Lying Canterbury mum Isabelle Farmer told 'we all pay price for benefit fraud' after pocketing £36k
Keir Starmer, Director of Public Prosecutions
A Canterbury mother-of-six who pocketed £36,000 of taxpayers' money has escaped with a suspended prison term... on the day Britain's top lawyer called for tougher sentences for benefit cheats.
Director of Public Prosecutions Keir Starmer said that in future those convicted of benefit fraud could soon face up to 10 years in jail.
Isabelle Farmer, who lied about her benefits claim, had told a judge at Canterbury Crown Court she was "an honest woman".
Fibbing Farmer, 44, said she was no longer living with her lover Christopher Wicks in Downs Road when she made claims for state handouts.
For nearly five years she raked in income support, housing and council tax benefits.

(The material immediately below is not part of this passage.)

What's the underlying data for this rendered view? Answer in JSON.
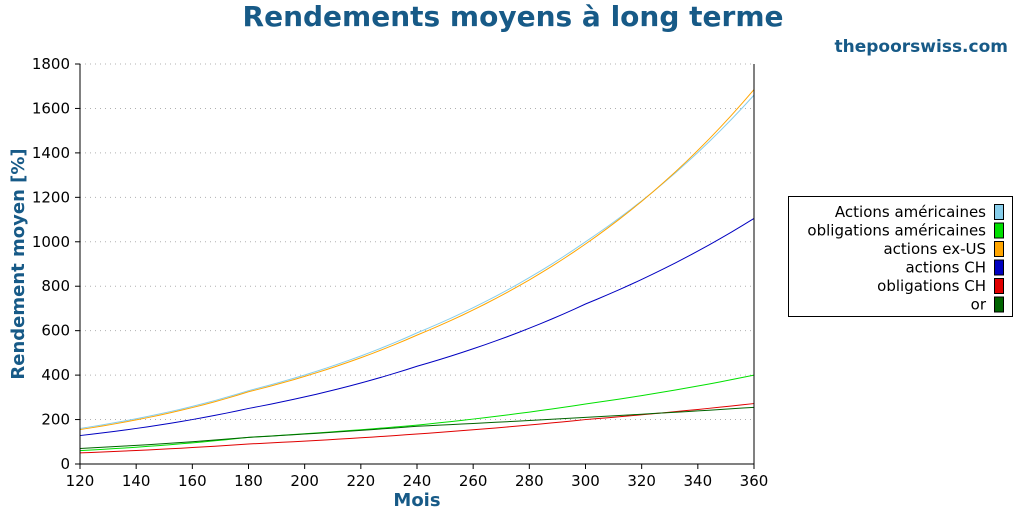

Judge Heather Norton told her that only hours earlier the DPP has said benefits existed to help the most vulnerable in society.
She quoted from Mr Starmer's speech, saying: "It is a myth that 'getting one over on the system' is a victimless crime: the truth is we all pay the price."
The judge added fraudsters were taking cash away from society's most vulnerable people and costing the country £1.9bn a year.
Farmer's barrister, Michael Bisgrove, told the judge: "She is an honest woman who has had to accept that what she did was wrong."
But Judge Norton told her: "You say you are an honest woman, but you lied to get the benefits and then lied under interview."
Farmer was only caught when undercover benefits officers staked out their home for four months in 2011 and spotted her partner coming and going there on 17 separate occasions.
But even then, Farmer – who wept throughout the hearing – lied about the fact they were living as a couple.
She eventually pleaded guilty to two fraud charges and was given a 20-week jail sentence - suspended for 12 months.
Judge Norton told her that despite the proposed sentencing changes, Farmer had to be sentenced under the current guidelines.
The case was heard by Judge Heather Norton
She said she accepted the mother - whose children are aged from six to 25 - had not used the money to fund a lavish lifestyle.
Mr Bisgrove had claimed she had been suffering for physical and mental problems and had struggled to cope in a "sometimes volatile relationship".
Prosecutor Robin Griffiths said "suspicion fell on her" that she was living with her partner and a surveillance team was put in place.
"Powerful evidence emerged that Mr Wicks was living there and when his work records at a garage were checked he had given that address as where he was living," he added.
Farmer - whose older children and partner were in court for the hearing - was told that for the next eight weeks she will be under partial house arrest, ordered to wear an electronic tag and told to remain in her home between 9pm and 7am.
She was also given six months to pay £250 prosecution costs.